This article develops a regional seismic discrimination method using information inherent in phase amplitudes that are unmeasurable due to small signal amplitudes and high noise levels. The method, quadratic negative evidence discrimination (QNED), is an enhancement to the teleseismic techniques proposed by Elvers (1974) and is extended to regional discrimination. The method presented in this article is developed for a single seismic station and makes use of the empirical evidence in the regional P_g versus L_g discriminant (see Pomeroy et al., 1983). We develop the equations necessary to compute the station-specific, missed-explosion, and false-alarm error rates. These error rates depend on the required minimum signal-to-noise ration (S/N) and can be adjusted, within limits, to desired levels. We also show that these equations are an accurate assessment of the errors in seismic discrimination. We propose that many of the current approaches to assessing seismic discrimination errors are often overly optimistic. For some applications, this disparity can be significant. For an application to Western China regional data [P_g versus L_g (1.5 to 3 hZ)], a widely used estimate of the missed-explosion error rate is 20%, leading to the perception that explosions can be identified with an accuracy rate of 80%. A proper accounting of the missed-explosion error rate, using QNED, shows that explosions can be identified with accuracy rate of only 73%.

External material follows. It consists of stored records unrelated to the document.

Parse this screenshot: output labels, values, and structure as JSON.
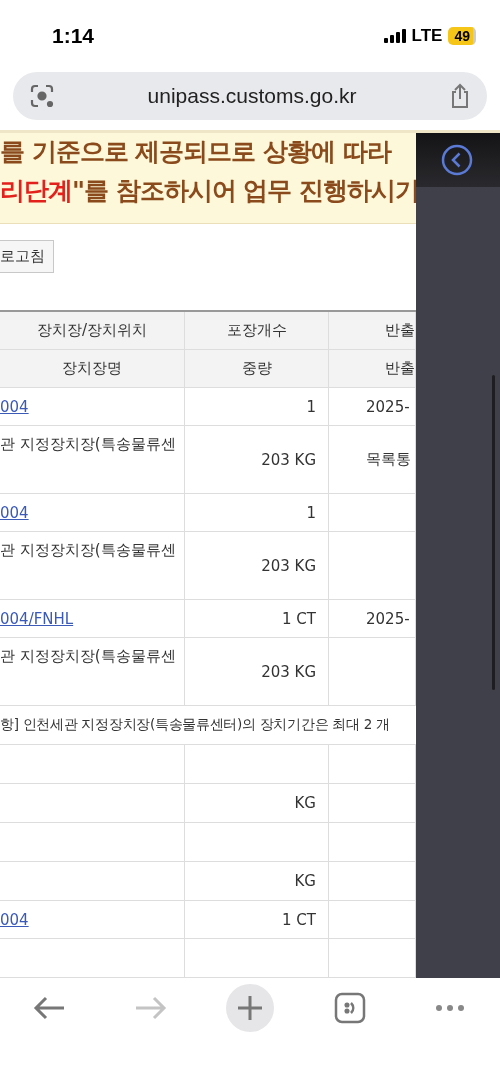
{
  "status_bar": {
    "time": "1:14",
    "network": "LTE",
    "battery": "49"
  },
  "address_bar": {
    "url": "unipass.customs.go.kr"
  },
  "notice": {
    "lines": [
      [
        {
          "text": "를 기준으로 제공되므로 상황에 따라",
          "emphasis": false
        }
      ],
      [
        {
          "text": "리단계",
          "emphasis": true
        },
        {
          "text": "\"를 참조하시어 업무 진행하시기",
          "emphasis": false
        }
      ]
    ]
  },
  "refresh_button": "로고침",
  "table": {
    "header_rows": [
      [
        "장치장/장치위치",
        "포장개수",
        "반출"
      ],
      [
        "장치장명",
        "중량",
        "반출"
      ]
    ],
    "rows": [
      {
        "kind": "link",
        "col1": "004",
        "col2": "1",
        "col3": "2025-"
      },
      {
        "kind": "place",
        "col1": "관 지정장치장(특송물류센",
        "col2": "203 KG",
        "col3": "목록통"
      },
      {
        "kind": "link",
        "col1": "004",
        "col2": "1"
      },
      {
        "kind": "place",
        "col1": "관 지정장치장(특송물류센",
        "col2": "203 KG"
      },
      {
        "kind": "link",
        "col1": "004/FNHL",
        "col2": "1 CT",
        "col3": "2025-"
      },
      {
        "kind": "place",
        "col1": "관 지정장치장(특송물류센",
        "col2": "203 KG"
      },
      {
        "kind": "note",
        "col1": "항] 인천세관 지정장치장(특송물류센터)의 장치기간은 최대 2 개"
      },
      {
        "kind": "plain"
      },
      {
        "kind": "plain",
        "col2": "KG"
      },
      {
        "kind": "plain"
      },
      {
        "kind": "plain",
        "col2": "KG"
      },
      {
        "kind": "link",
        "col1": "004",
        "col2": "1 CT"
      },
      {
        "kind": "plain"
      }
    ]
  },
  "toolbar": {
    "forward_disabled": true
  }
}
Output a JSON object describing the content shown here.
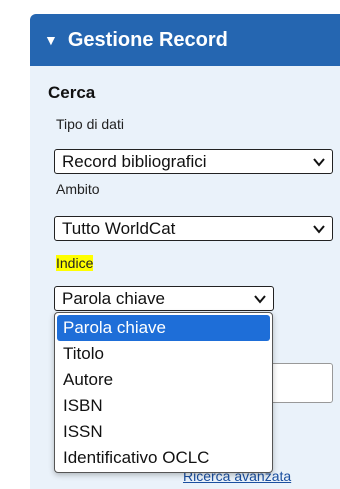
{
  "panel": {
    "title": "Gestione Record",
    "caret_icon": "caret-down-icon"
  },
  "search": {
    "section_title": "Cerca",
    "data_type": {
      "label": "Tipo di dati",
      "value": "Record bibliografici"
    },
    "scope": {
      "label": "Ambito",
      "value": "Tutto WorldCat"
    },
    "index": {
      "label": "Indice",
      "value": "Parola chiave",
      "options": [
        "Parola chiave",
        "Titolo",
        "Autore",
        "ISBN",
        "ISSN",
        "Identificativo OCLC"
      ],
      "selected_option": "Parola chiave"
    },
    "advanced_link": "Ricerca avanzata"
  },
  "colors": {
    "header_bg": "#2566b1",
    "panel_bg": "#eaf2fa",
    "highlight": "#ffff00",
    "selected_option_bg": "#1e6ed8"
  }
}
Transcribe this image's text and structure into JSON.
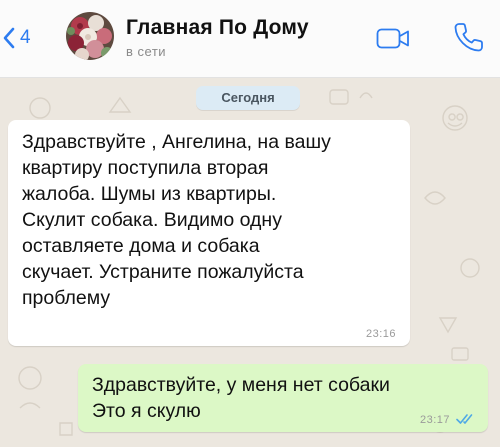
{
  "header": {
    "back_count": "4",
    "title": "Главная По Дому",
    "status": "в сети"
  },
  "chat": {
    "date_label": "Сегодня",
    "messages": [
      {
        "direction": "incoming",
        "lines": [
          "Здравствуйте , Ангелина, на вашу",
          "квартиру поступила вторая",
          "жалоба. Шумы из квартиры.",
          "Скулит собака. Видимо одну",
          "оставляете дома и собака",
          "скучает. Устраните пожалуйста",
          "проблему"
        ],
        "time": "23:16"
      },
      {
        "direction": "outgoing",
        "lines": [
          "Здравствуйте, у меня нет собаки",
          "Это я скулю"
        ],
        "time": "23:17",
        "status_icon": "double-check-icon"
      }
    ]
  },
  "icons": {
    "back": "chevron-left-icon",
    "video": "video-camera-icon",
    "call": "phone-icon",
    "read": "double-check-icon"
  },
  "colors": {
    "accent": "#2d7cf0",
    "outgoing_bubble": "#dcf8c6",
    "incoming_bubble": "#ffffff",
    "chat_background": "#ece7df",
    "date_pill": "#dcebf5",
    "read_ticks": "#4fa9e6"
  }
}
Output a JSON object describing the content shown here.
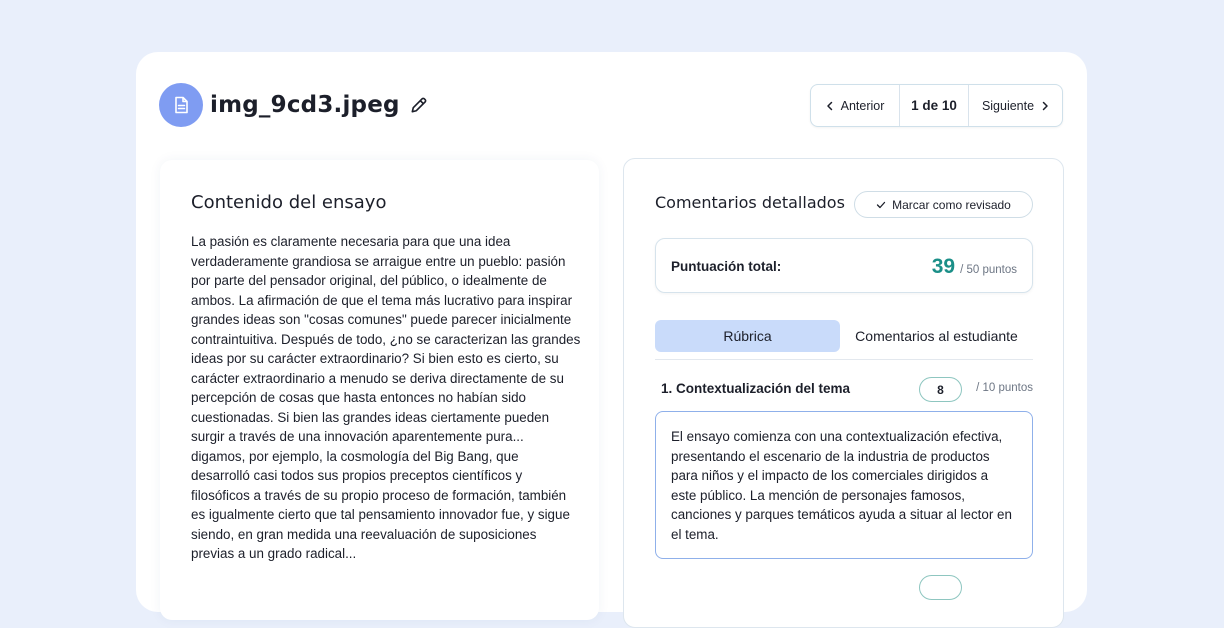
{
  "header": {
    "file_icon": "document-icon",
    "file_name": "img_9cd3.jpeg",
    "edit_icon": "pencil-icon"
  },
  "pager": {
    "prev_label": "Anterior",
    "count_label": "1 de 10",
    "next_label": "Siguiente"
  },
  "essay": {
    "heading": "Contenido del ensayo",
    "text": "La pasión es claramente necesaria para que una idea verdaderamente grandiosa se arraigue entre un pueblo: pasión por parte del pensador original, del público, o idealmente de ambos. La afirmación de que el tema más lucrativo para inspirar grandes ideas son \"cosas comunes\" puede parecer inicialmente contraintuitiva. Después de todo, ¿no se caracterizan las grandes ideas por su carácter extraordinario? Si bien esto es cierto, su carácter extraordinario a menudo se deriva directamente de su percepción de cosas que hasta entonces no habían sido cuestionadas. Si bien las grandes ideas ciertamente pueden surgir a través de una innovación aparentemente pura... digamos, por ejemplo, la cosmología del Big Bang, que desarrolló casi todos sus propios preceptos científicos y filosóficos a través de su propio proceso de formación, también es igualmente cierto que tal pensamiento innovador fue, y sigue siendo, en gran medida una reevaluación de suposiciones previas a un grado radical..."
  },
  "feedback": {
    "heading": "Comentarios detallados",
    "mark_reviewed_label": "Marcar como revisado",
    "score_label": "Puntuación total:",
    "score_value": "39",
    "score_max": "/ 50 puntos",
    "tabs": [
      {
        "label": "Rúbrica",
        "active": true
      },
      {
        "label": "Comentarios al estudiante",
        "active": false
      }
    ],
    "criteria": [
      {
        "title": "1. Contextualización del tema",
        "score": "8",
        "max": "/ 10 puntos",
        "comment": "El ensayo comienza con una contextualización efectiva, presentando el escenario de la industria de productos para niños y el impacto de los comerciales dirigidos a este público. La mención de personajes famosos, canciones y parques temáticos ayuda a situar al lector en el tema."
      }
    ]
  },
  "colors": {
    "background": "#e9effb",
    "accent": "#7f9cf2",
    "score": "#1b8f88",
    "active_tab": "#c9dbfa"
  }
}
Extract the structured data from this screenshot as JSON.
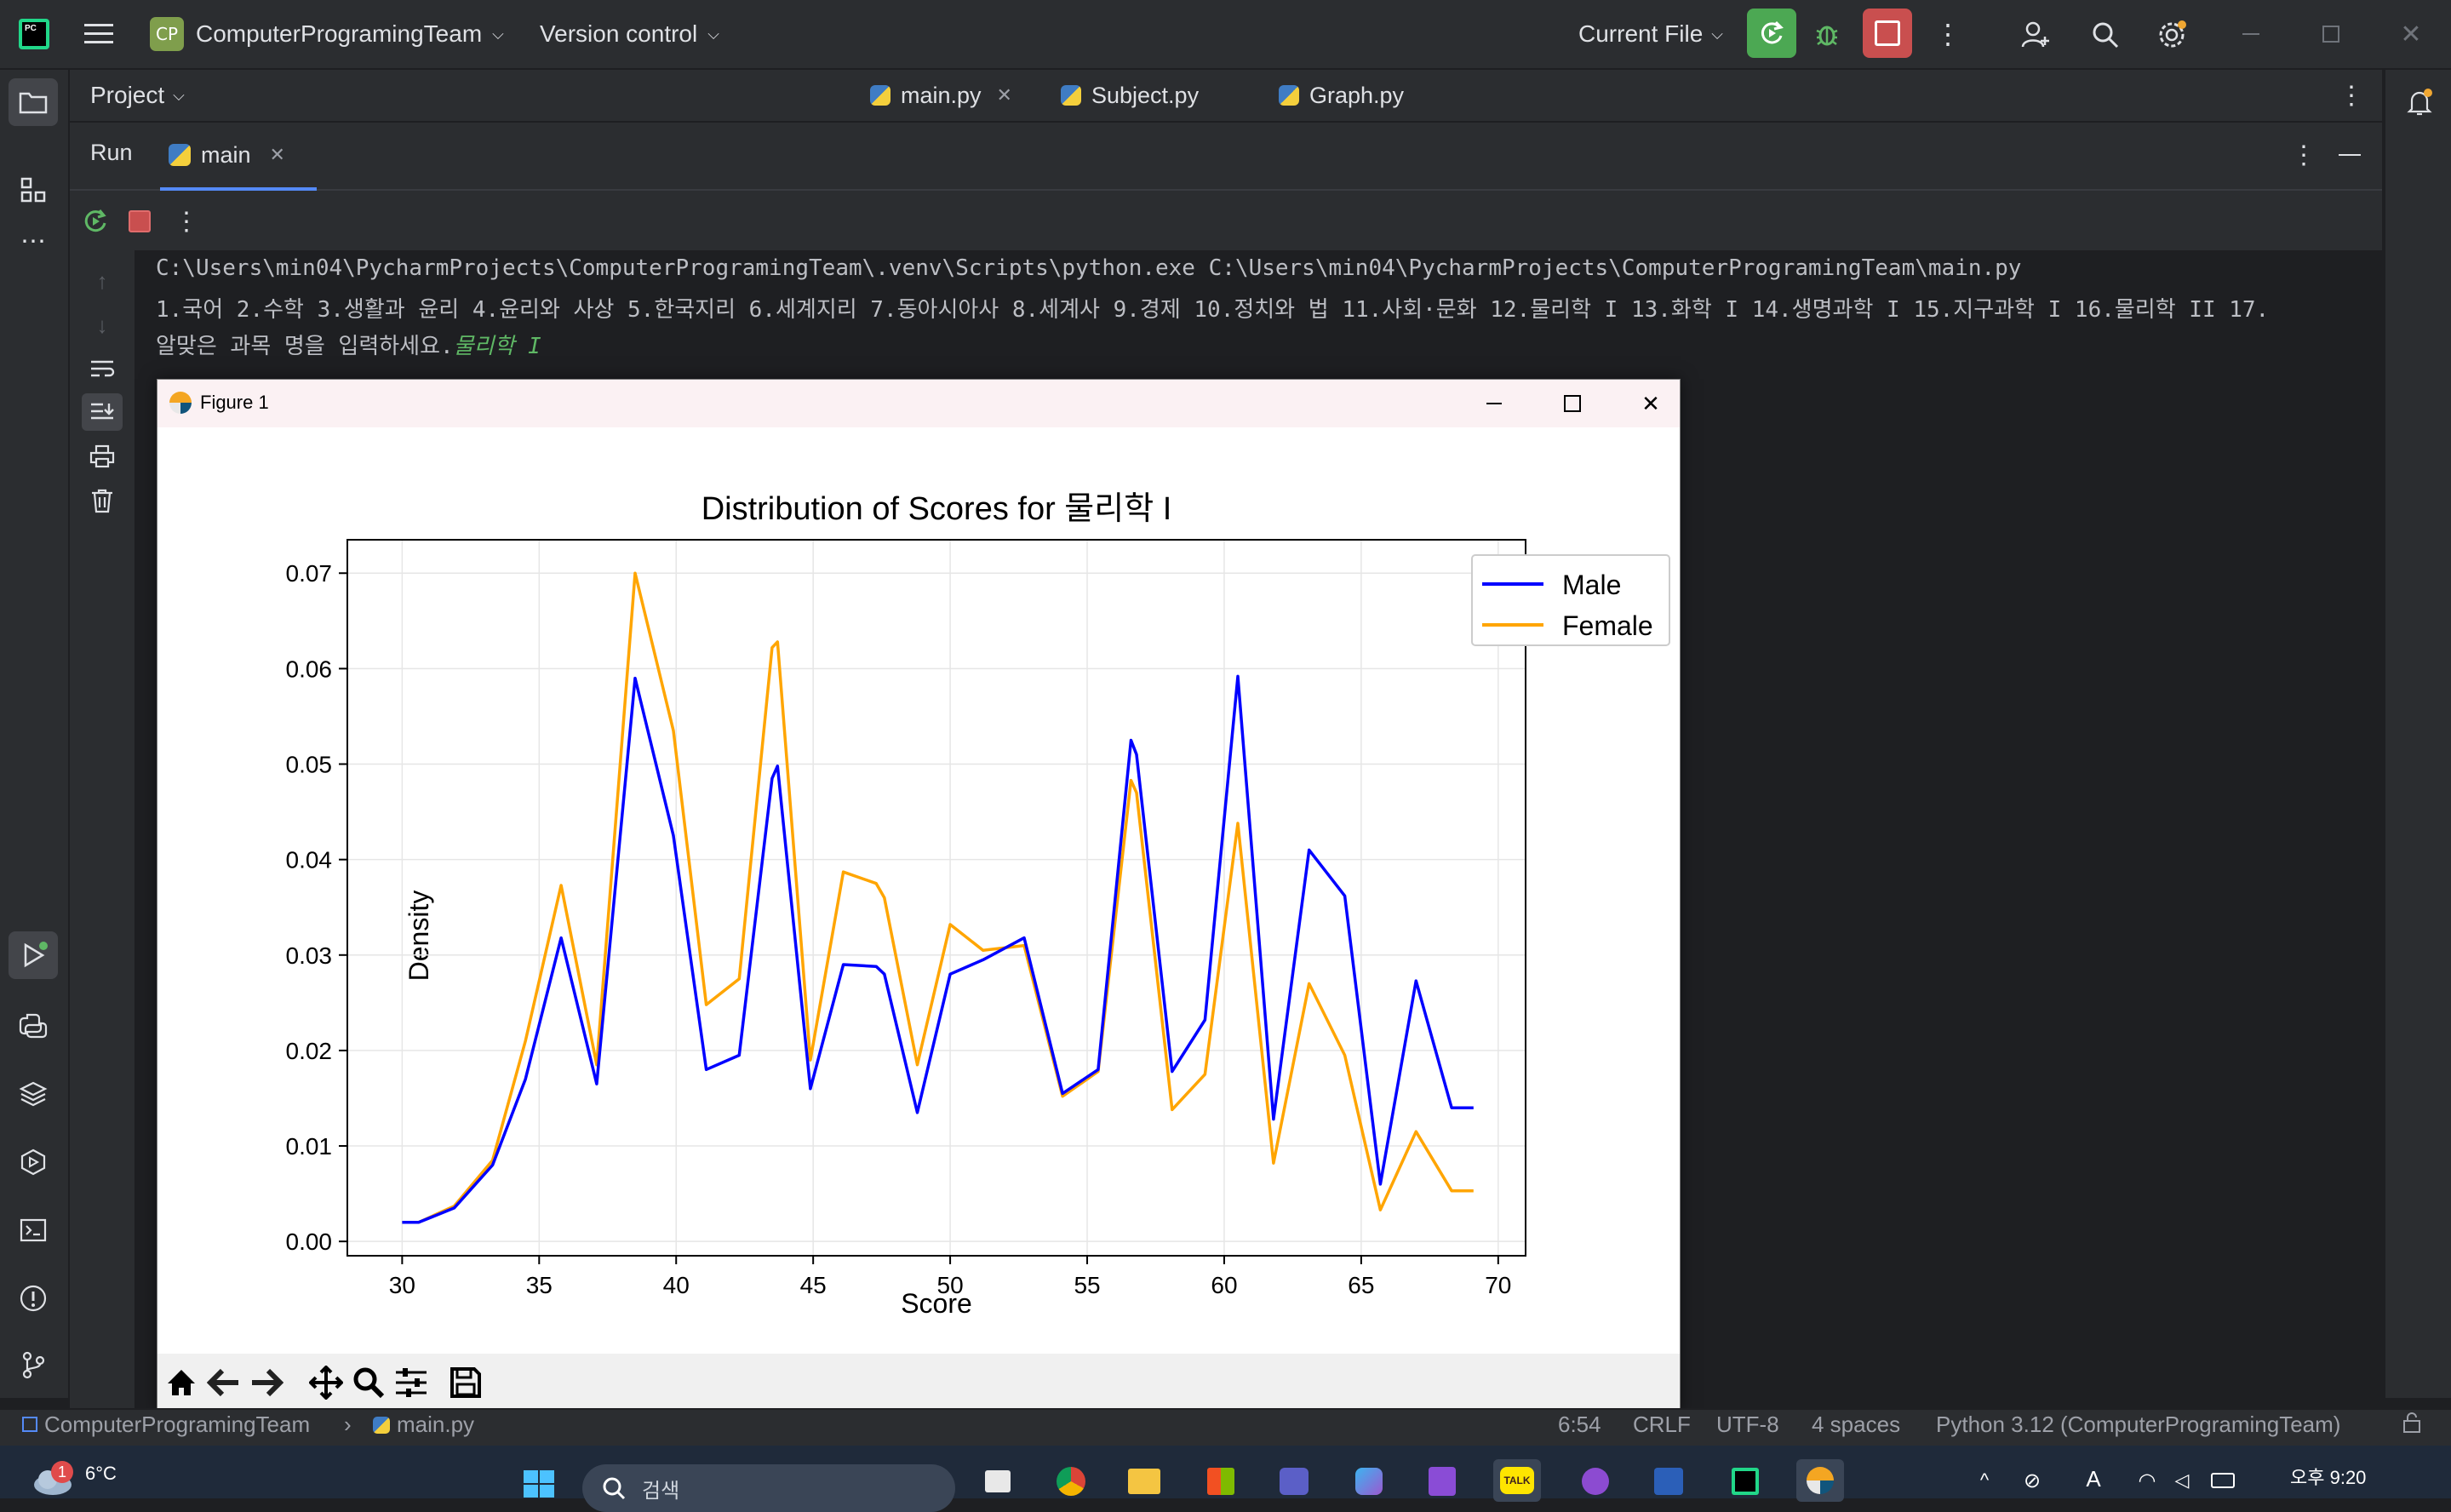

机译:本文开发了一种区域地震判别方法,使用了由于信号振幅小和噪声水平高而无法测量的相位振幅固有的信息。二次阴性证据鉴别(QNED)方法是Elvers(1974)提出的远程地震技术的增强,并扩展到了区域鉴别。本文介绍的方法是针对单个地震台站开发的,并利用了在地区P_g与L_g判别中的经验证据(参见Pomeroy等人,1983)。我们开发了必要的方程式,以计算特定于站点的,爆炸失败和误报错误率。这些错误率取决于所需的最小信噪比(S / N),并且可以在限制范围内调整到所需的水平。我们还表明,这些方程式是对地震判别误差的准确评估。我们提出,当前评估地震判别误差的许多方法通常过于乐观。对于某些应用程序,此差异可能很大。对于中国西部地区数据的应用[P_g与L_g(1.5至3 hZ)],广泛使用的漏失错误率估计为20%,这导致人们认为可以以80的准确率识别爆炸。 %。使用QNED正确地计算了爆炸遗漏的错误率,表明可以以73%的准确率识别爆炸。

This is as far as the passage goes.